Para a Rede ÓSocioBio e Conexsus, o acesso ao crédito rural no Brasil ainda enfrenta distorções que limitam a inclusão de agricultores familiares, povos indígenas e comunidades tradicionais, especialmente nas regiões Norte e Nordeste. Dados da Rede apontam que ao menos 40% dos agricultores familiares atendidos pela Rede de Ativadores de Crédito Socioambiental não conseguem acessar a documentação exigida para obter crédito.
Segundo a CONEXSUS, Instituto Conexões Sustentáveis, e o ÓSOCIOBIO, Observatório das Economias da Sociobiodiversidade, apesar de ser a principal política pública de financiamento do setor, o Programa Nacional de Fortalecimento da Agricultura Familiar (Pronaf) segue concentrado em poucas atividades e regiões, deixando de alcançar cadeias produtivas ligadas à sociobioeconomia, como extrativismo, sistemas agroflorestais e pesca artesanal. Na prática, o crédito rural não chega de forma efetiva a uma parcela significativa dos produtores que atuam em sistemas produtivos sustentáveis, sobretudo em territórios mais isolados ou com menor presença de serviços financeiros.
Diante desse cenário, especialistas e organizações que atuam no tema apontam que o Plano Safra 2026/2027 será decisivo para reorientar o crédito rural e ampliar o acesso às cadeias produtivas sustentáveis.
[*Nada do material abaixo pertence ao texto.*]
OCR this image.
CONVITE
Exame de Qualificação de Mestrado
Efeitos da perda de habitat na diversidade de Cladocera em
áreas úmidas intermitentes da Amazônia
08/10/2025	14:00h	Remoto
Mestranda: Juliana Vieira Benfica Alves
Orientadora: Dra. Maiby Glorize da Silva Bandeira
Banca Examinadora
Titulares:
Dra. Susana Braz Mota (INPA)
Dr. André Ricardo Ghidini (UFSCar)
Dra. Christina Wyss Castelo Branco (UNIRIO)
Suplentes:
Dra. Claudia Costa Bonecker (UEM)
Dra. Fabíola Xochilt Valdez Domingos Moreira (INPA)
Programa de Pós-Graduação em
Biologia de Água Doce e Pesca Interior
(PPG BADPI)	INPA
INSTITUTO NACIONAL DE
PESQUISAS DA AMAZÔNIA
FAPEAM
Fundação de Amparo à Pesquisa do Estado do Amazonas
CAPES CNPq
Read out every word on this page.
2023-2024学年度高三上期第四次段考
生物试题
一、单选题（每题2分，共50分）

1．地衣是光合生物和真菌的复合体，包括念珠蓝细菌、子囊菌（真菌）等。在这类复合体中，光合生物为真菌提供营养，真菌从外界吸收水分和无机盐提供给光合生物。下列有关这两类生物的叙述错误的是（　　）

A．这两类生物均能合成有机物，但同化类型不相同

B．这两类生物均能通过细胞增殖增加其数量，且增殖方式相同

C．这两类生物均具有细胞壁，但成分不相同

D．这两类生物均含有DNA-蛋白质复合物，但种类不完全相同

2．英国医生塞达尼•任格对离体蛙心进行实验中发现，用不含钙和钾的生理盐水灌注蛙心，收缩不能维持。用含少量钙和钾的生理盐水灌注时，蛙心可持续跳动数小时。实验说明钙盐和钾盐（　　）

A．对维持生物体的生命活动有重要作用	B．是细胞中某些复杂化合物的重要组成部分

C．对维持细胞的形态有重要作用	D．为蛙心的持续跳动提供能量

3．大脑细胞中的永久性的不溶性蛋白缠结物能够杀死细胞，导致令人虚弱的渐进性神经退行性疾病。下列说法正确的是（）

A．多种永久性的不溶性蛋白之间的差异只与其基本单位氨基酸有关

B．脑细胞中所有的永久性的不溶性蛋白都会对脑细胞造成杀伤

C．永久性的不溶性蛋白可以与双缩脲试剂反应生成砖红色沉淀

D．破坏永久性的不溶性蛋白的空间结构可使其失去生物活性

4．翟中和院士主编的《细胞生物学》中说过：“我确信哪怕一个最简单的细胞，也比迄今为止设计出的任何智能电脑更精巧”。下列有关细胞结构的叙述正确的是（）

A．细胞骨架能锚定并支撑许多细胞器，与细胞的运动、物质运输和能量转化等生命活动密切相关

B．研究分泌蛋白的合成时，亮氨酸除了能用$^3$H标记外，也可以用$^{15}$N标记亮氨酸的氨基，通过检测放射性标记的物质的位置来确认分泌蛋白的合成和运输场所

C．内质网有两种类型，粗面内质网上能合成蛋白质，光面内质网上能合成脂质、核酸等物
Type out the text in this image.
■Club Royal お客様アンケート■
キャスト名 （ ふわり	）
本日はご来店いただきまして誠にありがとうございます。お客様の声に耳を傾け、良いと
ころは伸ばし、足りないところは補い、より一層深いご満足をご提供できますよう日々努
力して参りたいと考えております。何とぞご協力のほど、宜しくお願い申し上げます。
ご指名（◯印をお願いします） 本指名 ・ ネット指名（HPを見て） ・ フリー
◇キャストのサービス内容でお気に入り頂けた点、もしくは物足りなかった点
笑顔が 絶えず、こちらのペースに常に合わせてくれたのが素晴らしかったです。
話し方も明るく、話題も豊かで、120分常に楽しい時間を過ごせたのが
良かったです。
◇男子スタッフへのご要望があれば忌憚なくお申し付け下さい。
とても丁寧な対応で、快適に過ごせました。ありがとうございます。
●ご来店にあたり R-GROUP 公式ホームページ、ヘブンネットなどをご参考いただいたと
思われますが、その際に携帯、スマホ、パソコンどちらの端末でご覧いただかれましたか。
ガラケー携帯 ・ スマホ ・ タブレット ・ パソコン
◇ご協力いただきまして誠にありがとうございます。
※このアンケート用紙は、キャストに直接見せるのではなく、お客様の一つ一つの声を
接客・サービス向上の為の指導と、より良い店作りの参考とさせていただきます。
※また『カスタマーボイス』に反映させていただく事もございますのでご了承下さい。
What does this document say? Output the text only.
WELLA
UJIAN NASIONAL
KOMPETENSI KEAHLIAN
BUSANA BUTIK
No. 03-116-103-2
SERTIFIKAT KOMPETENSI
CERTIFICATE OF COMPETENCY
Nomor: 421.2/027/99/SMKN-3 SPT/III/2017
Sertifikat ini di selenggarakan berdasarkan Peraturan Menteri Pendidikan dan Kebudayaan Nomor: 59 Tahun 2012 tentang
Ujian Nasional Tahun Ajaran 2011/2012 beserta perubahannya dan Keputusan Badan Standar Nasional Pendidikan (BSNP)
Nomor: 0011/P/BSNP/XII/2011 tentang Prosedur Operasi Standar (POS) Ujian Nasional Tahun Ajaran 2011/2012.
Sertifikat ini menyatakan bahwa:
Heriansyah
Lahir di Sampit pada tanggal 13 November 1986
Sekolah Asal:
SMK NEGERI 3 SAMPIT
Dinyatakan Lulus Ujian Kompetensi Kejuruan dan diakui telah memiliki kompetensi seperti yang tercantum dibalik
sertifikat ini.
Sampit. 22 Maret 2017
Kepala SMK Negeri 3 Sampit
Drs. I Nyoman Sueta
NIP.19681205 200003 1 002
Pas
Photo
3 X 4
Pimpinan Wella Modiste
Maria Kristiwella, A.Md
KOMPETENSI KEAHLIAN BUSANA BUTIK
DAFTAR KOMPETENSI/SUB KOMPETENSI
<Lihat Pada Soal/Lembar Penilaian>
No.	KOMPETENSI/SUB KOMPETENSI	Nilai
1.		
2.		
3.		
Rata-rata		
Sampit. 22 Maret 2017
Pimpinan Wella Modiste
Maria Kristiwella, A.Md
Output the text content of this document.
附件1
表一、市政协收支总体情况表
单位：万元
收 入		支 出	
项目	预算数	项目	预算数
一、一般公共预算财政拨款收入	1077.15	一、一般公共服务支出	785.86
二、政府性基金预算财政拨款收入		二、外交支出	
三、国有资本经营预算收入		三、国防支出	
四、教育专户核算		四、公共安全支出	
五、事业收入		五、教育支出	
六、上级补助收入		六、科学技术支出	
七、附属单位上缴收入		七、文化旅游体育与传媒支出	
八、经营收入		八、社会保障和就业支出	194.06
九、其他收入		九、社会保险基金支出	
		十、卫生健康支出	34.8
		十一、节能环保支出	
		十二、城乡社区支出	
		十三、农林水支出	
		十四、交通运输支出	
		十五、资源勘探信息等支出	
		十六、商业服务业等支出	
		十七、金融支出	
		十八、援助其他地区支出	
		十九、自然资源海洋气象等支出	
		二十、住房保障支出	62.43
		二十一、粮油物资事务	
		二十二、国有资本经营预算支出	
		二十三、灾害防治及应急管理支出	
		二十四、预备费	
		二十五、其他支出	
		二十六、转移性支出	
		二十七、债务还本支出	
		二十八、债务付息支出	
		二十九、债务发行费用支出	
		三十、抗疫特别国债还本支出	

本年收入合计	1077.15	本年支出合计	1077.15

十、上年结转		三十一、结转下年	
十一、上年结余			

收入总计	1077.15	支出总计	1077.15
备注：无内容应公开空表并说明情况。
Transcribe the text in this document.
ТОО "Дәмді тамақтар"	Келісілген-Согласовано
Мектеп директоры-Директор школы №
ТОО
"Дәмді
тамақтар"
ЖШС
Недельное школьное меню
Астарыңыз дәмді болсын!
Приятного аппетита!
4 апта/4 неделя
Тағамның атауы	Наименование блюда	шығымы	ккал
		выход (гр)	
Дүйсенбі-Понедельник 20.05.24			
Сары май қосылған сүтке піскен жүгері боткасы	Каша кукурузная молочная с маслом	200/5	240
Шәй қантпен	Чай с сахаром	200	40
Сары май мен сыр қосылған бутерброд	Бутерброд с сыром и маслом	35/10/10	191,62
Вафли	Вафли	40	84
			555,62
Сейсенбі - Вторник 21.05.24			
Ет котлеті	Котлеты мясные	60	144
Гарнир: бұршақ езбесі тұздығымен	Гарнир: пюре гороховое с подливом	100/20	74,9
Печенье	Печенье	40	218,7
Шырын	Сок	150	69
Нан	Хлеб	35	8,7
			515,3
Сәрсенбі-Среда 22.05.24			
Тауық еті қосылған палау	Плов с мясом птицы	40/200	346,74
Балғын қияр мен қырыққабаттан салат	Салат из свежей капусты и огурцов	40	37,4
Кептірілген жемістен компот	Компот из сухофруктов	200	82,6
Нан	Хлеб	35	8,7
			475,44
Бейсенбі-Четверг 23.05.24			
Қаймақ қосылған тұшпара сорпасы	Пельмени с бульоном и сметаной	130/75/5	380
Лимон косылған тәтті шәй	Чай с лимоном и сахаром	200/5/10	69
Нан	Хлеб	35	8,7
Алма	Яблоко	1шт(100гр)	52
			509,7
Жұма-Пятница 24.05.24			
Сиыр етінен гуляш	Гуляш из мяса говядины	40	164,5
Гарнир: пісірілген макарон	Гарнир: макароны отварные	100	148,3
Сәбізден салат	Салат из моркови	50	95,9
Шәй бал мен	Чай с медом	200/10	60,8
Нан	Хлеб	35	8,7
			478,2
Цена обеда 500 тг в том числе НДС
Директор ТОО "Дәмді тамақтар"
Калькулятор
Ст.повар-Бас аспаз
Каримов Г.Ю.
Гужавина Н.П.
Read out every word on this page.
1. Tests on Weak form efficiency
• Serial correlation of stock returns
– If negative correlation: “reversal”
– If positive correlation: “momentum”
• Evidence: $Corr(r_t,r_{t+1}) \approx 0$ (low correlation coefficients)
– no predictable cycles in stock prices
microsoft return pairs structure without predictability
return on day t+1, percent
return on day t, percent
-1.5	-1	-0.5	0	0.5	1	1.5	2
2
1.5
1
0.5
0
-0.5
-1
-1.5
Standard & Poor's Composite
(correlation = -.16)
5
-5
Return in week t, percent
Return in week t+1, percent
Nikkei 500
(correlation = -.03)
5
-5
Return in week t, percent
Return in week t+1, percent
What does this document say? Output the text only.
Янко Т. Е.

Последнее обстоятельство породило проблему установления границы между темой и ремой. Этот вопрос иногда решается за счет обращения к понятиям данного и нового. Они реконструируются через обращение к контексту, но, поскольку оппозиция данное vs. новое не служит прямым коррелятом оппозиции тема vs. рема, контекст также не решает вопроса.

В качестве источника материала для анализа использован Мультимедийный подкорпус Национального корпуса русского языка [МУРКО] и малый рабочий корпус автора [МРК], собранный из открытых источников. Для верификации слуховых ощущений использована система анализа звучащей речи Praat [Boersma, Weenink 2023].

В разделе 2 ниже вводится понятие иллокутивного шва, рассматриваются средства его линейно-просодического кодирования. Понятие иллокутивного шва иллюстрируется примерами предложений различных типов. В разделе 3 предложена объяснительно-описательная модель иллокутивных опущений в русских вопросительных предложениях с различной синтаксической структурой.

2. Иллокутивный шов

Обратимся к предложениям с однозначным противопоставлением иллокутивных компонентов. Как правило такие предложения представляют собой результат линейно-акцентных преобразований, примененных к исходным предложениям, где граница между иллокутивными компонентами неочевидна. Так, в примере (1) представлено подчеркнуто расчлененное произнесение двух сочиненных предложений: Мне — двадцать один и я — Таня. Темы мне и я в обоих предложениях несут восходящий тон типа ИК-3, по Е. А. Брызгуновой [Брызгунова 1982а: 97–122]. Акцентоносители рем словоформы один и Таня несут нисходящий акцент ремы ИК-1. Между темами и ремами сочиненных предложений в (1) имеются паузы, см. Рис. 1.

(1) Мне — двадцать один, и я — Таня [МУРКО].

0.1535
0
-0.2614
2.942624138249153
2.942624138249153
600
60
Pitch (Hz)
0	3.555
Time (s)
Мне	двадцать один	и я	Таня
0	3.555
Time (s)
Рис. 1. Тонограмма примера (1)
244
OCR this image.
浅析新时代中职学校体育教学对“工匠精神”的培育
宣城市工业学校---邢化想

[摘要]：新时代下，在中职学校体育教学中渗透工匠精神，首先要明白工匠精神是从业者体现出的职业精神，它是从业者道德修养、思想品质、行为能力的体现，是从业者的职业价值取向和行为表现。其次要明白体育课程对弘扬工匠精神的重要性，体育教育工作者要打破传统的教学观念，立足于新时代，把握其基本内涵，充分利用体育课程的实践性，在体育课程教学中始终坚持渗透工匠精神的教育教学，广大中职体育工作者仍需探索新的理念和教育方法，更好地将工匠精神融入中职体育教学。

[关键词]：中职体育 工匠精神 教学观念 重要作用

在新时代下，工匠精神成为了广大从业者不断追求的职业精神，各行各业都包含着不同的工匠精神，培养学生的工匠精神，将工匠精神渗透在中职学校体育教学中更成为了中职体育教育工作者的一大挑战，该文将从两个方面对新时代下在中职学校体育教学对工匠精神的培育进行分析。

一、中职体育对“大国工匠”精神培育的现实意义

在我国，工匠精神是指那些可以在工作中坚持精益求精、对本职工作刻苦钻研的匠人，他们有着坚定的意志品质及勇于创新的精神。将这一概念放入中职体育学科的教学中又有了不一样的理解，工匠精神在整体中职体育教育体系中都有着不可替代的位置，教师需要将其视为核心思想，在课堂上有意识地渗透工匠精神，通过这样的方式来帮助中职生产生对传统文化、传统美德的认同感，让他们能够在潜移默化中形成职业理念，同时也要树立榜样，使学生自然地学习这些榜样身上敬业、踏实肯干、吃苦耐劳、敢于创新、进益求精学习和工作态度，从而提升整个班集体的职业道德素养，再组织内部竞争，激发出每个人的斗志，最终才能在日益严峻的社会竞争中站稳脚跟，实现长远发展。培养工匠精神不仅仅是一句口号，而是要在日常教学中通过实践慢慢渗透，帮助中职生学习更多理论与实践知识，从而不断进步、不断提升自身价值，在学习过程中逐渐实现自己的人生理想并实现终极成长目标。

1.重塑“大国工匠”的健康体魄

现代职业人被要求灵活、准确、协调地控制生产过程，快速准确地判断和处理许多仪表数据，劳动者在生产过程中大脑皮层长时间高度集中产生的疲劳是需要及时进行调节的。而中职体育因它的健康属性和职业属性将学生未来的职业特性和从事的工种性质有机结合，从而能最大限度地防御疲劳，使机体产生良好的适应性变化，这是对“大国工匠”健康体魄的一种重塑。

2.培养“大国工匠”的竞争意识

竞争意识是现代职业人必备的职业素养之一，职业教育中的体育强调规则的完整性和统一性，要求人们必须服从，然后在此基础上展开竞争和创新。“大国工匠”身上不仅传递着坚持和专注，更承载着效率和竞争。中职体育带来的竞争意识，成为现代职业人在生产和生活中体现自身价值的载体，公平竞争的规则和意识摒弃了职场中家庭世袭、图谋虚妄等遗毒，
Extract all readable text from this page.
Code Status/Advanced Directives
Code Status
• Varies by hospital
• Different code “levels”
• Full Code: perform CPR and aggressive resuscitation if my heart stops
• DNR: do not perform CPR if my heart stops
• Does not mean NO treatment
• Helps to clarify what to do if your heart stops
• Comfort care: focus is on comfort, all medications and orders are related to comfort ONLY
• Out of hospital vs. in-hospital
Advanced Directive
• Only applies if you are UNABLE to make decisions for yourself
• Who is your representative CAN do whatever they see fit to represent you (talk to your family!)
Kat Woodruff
Entre as principais expectativas para este ano estão a ampliação do número de operações de crédito voltadas à sociobioeconomia, com crescimento em todas as regiões do país, além da adoção de critérios que garantam maior participação dessas atividades na destinação dos recursos.
Uma das iniciativas recentes para facilitar o acesso ao crédito rural é um aplicativo desenvolvido pela Conexsus para conectar cooperativas e negócios comunitários às linhas de financiamento do Pronaf para seus associados. A ferramenta funciona como uma plataforma digital de apoio para cadastro e elaboração de projetos de crédito, organizar documentos e facilitar a interlocução entre comunidades, negócios comunitários e instituições financeiras.